Many participants of the Festivals are members of Puerto Rico's thespian community. The Experimental Theatre Hall, which has capacity for 200, has been the premiere of many works that are now considered classical Puerto Rican drama. The most well-known of these is René Marqués' La Carreta, which premiered in 1953 under the patronage of the Athenaeum. Other dramatists of note whose work has also premiered have been Manuel Méndez Ballester, Francisco Arriví, Luis Rafael Sánchez and Myrna Casa.

==== Theatre Festivals ====
Started in the 1970s, the Theatre Festivals of the Puerto Rican Athenaeum with the intent of showcasing new works, both Puerto Rican, as well as of foreign extraction. Between 1973 and 2003 there were 36 editions of the Theatre Festival. During each edition approximately 10 productions were presented, except in the XIX Edition, where twenty works took place, of which fifteen young authors or Puerto Rican authors of note, and the XX edition, which premiered 26 plays.

=== Music Chair ===
The Music Chair was one of the first created in the Twentieth century. It is in charge of the String Quartet of the Athenaeum.

==== Contemporary Puerto Rican Music Festival ====
Started in 2005, it has had eight editions.

=== Cinema and Video Chair ===
Created in 1985, the Cinema and Video Chair is dedicated to the development of the production of film in Puerto Rico. It also encourages the development of plans and infrastructure for the financing of the local cinematographic industry.

To date, it has produced two feature-length films.

== The Torch of Decolonization ==
Sculptor José Buscaglia Guillermety designed and created a sculpture titled La Antorcha de Descolonización (the "Torch of Decolonization" in English). Its purpose being to "leave consigned our right and our interest in a non-colonial political status." It was inaugurated by the then president of the Atheneaum, Eduardo Morales Coll, on the night of 24–25 July 2007 in front of the Athenaeum Building, where it will remain until the United States propitiates the opportunity for Puerto Rico to resolve its problems as a colony. Political, cultural and sports figures participated in the inaugural ceremony. The cauldron has the engraved phrase Fin a la Colonia ("end to the colony" in English).

== Lyings in state at the Athenaeum ==
Many lying in state honors have been held at the Athenaeum:

- Wednesday, 4 March 2015, from 10:00 a.m. till 2:00 p.m. actor Braulio Castillo, the Athenaeum is custodian of the film library and documentation of the actor's career.
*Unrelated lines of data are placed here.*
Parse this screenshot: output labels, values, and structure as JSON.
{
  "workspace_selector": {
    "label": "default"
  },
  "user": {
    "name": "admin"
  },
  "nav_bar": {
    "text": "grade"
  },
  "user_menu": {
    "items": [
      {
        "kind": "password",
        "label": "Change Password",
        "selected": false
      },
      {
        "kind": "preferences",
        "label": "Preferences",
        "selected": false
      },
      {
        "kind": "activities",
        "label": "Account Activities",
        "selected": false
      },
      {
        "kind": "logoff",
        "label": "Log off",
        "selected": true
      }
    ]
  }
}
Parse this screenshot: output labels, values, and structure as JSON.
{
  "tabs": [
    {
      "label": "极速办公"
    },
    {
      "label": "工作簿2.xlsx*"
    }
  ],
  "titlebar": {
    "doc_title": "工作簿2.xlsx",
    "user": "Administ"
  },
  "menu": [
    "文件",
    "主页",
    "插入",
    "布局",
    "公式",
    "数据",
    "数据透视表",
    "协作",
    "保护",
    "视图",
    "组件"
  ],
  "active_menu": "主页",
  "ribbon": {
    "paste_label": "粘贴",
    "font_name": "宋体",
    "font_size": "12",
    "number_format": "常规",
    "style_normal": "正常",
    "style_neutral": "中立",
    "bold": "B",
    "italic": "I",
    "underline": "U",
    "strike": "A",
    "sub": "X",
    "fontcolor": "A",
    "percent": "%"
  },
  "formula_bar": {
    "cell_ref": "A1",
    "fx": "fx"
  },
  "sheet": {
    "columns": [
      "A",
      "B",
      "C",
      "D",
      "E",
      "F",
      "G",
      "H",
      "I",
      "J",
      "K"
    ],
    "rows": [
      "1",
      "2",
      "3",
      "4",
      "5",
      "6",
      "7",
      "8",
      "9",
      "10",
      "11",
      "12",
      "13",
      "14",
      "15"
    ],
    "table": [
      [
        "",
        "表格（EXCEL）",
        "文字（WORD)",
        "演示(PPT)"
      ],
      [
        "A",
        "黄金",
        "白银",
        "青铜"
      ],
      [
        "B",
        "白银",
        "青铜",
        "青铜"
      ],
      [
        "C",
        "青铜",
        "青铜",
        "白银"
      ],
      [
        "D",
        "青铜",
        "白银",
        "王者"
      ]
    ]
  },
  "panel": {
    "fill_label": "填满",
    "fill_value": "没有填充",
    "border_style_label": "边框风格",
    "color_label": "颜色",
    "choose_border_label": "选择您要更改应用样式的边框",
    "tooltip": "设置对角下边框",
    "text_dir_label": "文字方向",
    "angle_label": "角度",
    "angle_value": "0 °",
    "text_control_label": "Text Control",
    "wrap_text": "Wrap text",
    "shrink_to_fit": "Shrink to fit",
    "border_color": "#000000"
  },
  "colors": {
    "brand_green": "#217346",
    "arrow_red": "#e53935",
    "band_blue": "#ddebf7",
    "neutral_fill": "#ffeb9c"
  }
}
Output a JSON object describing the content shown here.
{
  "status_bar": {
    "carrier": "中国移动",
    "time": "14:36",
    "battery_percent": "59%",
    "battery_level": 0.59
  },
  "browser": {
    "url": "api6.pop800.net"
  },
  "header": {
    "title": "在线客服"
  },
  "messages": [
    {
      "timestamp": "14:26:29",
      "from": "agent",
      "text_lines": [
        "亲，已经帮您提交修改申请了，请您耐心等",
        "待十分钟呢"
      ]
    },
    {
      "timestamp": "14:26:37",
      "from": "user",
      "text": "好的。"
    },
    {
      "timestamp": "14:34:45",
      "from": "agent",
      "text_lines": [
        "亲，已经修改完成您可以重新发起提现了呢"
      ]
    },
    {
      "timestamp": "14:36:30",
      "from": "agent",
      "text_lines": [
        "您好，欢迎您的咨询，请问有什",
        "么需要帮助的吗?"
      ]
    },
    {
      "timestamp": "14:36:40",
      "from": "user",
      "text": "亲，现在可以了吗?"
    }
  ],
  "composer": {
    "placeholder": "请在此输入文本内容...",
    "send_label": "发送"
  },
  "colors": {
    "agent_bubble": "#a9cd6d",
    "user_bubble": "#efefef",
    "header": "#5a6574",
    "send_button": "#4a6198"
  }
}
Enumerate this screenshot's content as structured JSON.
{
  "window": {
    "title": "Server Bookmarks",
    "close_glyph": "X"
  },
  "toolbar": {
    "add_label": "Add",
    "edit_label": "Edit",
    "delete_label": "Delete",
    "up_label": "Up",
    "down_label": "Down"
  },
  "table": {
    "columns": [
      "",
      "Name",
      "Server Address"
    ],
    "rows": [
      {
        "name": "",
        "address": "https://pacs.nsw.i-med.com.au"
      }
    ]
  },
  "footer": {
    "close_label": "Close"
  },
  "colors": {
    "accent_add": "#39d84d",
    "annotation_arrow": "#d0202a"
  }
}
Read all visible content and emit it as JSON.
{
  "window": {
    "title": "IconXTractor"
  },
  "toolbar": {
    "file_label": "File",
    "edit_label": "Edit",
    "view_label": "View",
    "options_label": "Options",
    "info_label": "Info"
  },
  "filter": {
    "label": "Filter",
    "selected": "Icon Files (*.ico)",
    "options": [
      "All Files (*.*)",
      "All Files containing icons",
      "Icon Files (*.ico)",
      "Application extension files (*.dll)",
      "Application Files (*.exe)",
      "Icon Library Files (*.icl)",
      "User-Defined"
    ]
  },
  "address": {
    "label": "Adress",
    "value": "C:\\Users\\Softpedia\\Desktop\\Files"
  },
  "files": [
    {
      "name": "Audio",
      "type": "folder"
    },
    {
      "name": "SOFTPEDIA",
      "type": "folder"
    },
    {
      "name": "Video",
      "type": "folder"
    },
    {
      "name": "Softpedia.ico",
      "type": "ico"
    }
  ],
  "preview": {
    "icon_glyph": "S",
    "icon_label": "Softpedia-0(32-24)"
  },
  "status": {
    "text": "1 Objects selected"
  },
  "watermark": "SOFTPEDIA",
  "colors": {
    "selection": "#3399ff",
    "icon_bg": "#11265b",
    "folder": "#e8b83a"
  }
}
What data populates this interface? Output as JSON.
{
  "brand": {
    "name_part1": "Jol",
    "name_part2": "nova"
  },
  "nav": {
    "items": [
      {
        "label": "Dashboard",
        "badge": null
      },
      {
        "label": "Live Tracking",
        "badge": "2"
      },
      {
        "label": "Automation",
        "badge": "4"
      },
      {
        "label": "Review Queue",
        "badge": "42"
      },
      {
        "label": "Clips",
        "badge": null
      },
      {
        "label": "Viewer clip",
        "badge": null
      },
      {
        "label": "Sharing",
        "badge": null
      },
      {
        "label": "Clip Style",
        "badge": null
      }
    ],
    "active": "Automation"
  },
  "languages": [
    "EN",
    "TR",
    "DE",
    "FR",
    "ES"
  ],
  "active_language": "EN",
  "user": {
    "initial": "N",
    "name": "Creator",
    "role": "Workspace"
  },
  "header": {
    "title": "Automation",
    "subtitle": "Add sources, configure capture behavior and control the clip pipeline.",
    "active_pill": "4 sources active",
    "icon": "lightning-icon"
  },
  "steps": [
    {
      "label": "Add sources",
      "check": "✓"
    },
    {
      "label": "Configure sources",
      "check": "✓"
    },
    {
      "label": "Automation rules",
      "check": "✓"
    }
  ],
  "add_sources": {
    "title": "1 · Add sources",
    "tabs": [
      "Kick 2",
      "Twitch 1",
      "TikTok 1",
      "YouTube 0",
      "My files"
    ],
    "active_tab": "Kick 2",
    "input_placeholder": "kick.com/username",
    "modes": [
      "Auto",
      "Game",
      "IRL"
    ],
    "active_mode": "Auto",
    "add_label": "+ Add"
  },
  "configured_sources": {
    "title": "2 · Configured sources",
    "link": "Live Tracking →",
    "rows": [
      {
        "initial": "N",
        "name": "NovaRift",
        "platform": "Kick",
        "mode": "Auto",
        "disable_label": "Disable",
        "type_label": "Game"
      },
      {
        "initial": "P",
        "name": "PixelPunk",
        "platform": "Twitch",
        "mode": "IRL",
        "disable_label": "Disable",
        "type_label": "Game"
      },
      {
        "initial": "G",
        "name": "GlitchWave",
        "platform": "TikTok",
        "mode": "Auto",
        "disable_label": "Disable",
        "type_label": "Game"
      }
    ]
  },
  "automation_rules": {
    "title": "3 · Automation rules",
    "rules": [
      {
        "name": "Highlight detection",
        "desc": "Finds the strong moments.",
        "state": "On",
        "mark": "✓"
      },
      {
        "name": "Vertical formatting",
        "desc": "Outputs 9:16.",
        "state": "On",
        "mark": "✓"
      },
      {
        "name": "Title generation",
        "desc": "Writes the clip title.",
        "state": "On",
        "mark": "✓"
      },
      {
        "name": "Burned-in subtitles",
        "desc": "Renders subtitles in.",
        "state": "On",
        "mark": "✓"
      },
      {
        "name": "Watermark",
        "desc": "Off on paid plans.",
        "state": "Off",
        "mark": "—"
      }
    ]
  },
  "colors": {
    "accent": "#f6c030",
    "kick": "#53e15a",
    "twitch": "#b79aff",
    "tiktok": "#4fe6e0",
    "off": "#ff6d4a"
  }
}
- March 2017 from 1:00 p.m. onward actress and writer Brunilda García.

- 7 November 2019 from 10:00 till 2:00 p.m. television host and astrologer Walter Mercado. Governor Wanda Vázquez Garced decreed a one day of mourning.

- During the morning of 3 January 2020 from 9:00 till midday activist author Marisa Rosado of the Hostosian National Independence Movement, famed for her biography of Carlos Albizu Campos, was mourned there.

- 6 March 2020 from 1:00 p.m. till 6:00 p.m. Rafael Cancel Miranda. Maria de Lourdes Santiago summoned female members of the PIP to receive him at the stairs in front.